Von Kabul über Hamburg ins Web 2.0

26.04.2012
Vor dem afghanischen Bürgerkrieg ist Wahid Rahim einst geflüchtet. Vor einem Jahr hat sich der IT-Experte in Hamburg mit einer Crowdsourcing-Plattform selbständig gemacht und ist optimistisch, durchstarten zu können.

Wahid Rahim war 16 Jahre alt, als er vor dem afghanischen Bürgerkrieg aus Kabul floh und nach Deutschland kam. In Hamburg lernte er binnen 18 Monaten Deutsch und absolvierte 1999, fünf Jahre nach seiner Flucht, das Abitur mit einer Note von 2,0. Anschließend studierte Rahim Wirtschaftsinformatik und Betriebswirtschaft und arbeitete schon während des Studiums als Softwareentwickler. Es folgten Stationen als selbständiger IT-Berater und angestellter Entwickler unter anderem für die Freenet AG. Rahims Geschichte scheint aus dem Lehrbuch für gelungene Integration entnommen zu sein, so reibungslos lief sie ab. Beim Start in die Selbständigkeit hatte der junge Afghane jedoch einige Stolpersteine zu überwinden. Seine erste Idee war ein Marktplatz für den Kauf und Verkauf von Web-Domains. Um den bürokratischen und finanziellen Aufwand möglichst gering zu halten, gründete Rahim zunächst eine britische Limited.

Das erste Projekt platzte drei Tage vor dem Start

Da sich eine von Rahim beauftragte Agentur einen gravierenden Fehler leistete, platzte das Projekt drei Tage vor dem seit Monaten geplanten Launch der Website Mabya.de. Die britischen Finanzbehörden schlossen die Limited, der Launch verzögerte sich nun um mehrere Monate, und die Kosten des eigenfinanzierten Projekts stiegen und stiegen.

Erst eine Umfirmierung beim Finanzamt in Essen in die 28h Lab UG sorgte schließlich für den ersehnten Startschuss von Mabya.de. Doch die nächsten Probleme ließen nicht lange auf sich warten: Beim Versuch, die Bekanntheit seiner Website mit Hilfe von Bloggern zu steigern, stieß Rahim auf wenig Resonanz, denn die Blogbetreiber verlangten zum Teil hohe Summen für ihre Unterstützung.

Diese kostspielige Erfahrung brachte den Gründer auf die Idee, Blogger und andere Meinungsmacher mit Werbetreibenden in einem kommerziellen Rahmen zusammenzubringen - die Idee zur Plattform Ranksider.de war geboren.

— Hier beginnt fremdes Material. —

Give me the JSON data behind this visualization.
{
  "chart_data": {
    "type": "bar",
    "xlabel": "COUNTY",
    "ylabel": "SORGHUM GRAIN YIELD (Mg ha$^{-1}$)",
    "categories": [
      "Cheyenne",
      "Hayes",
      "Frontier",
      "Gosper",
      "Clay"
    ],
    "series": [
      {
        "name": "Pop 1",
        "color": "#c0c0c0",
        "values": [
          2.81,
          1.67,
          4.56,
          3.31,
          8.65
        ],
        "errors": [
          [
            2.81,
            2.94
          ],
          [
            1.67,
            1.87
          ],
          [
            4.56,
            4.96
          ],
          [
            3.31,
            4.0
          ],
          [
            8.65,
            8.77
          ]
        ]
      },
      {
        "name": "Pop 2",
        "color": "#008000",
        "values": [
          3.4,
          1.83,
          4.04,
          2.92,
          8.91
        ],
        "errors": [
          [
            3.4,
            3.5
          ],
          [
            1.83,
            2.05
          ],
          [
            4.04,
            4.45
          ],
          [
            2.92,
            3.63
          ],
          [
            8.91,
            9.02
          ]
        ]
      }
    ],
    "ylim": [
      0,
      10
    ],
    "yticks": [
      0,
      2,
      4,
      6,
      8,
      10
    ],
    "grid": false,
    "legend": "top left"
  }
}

Firmen und Blogger zusammenbringen

Die auf dem Prinzip des Crowdsourcings basierende Plattform Ranksider ging im August 2011 online. Ziel ist es, Unternehmen zu helfen, ihre Produkte und Marken im Internet ins Gespräch zu bringen und gleichzeitig ihr Ranking in den Suchmaschinen zu verbessern (Search Engine Optimization = SEO). Das Prinzip des Self-Service-Marktplatzes ist einfach: Werbetreibende Unternehmen (Advertiser) registrieren sich kostenlos auf der Plattform und starten eine entsprechende Kampagne. Die "Meinungsmacher" - in erster Linie Blog-Inhaber und Betreiber anderer thematisch spezialisierter Websites - werden durch Ranksider über die Kampagne informiert und können hierfür ein Gebot abgeben. Advertiser wählen das passende Gebot und vergeben den Auftrag. Das Startup konnte mehr als 200 Kunden von sich überzeugen - Tendenz steigend. (am)

Wachstum - vorerst ohne Investoren und Business Angels

Noch schreibt die Crowdsourcing-Plattform keine schwarzen Zahlen, ist aber laut Wahid Rahim, der das Projekt aus eigenen Mitteln finanziert, "Cashflow-positiv".

Ranksider finanziert sich derzeit durch eine Provisionsvergütung von 30 Prozent des Auftragswerts einer jeweiligen Kampagne, welche durch die Kunden vorfinanziert wird. Hierdurch verschaffe man sich laut Rahim stets einen finanziellen Puffer. Eine größere Finanzierungsrunde durch Investoren oder Business Angels steht im Augenblick nicht auf der Agenda, grundsätzlich abgeneigt ist der Gründer jedoch nicht.

Für das laufende Jahr rechnet Rahim mit einer Verzehnfachung des Umsatzes, 2013 soll Ranksider schwarze Zahlen vorweisen können.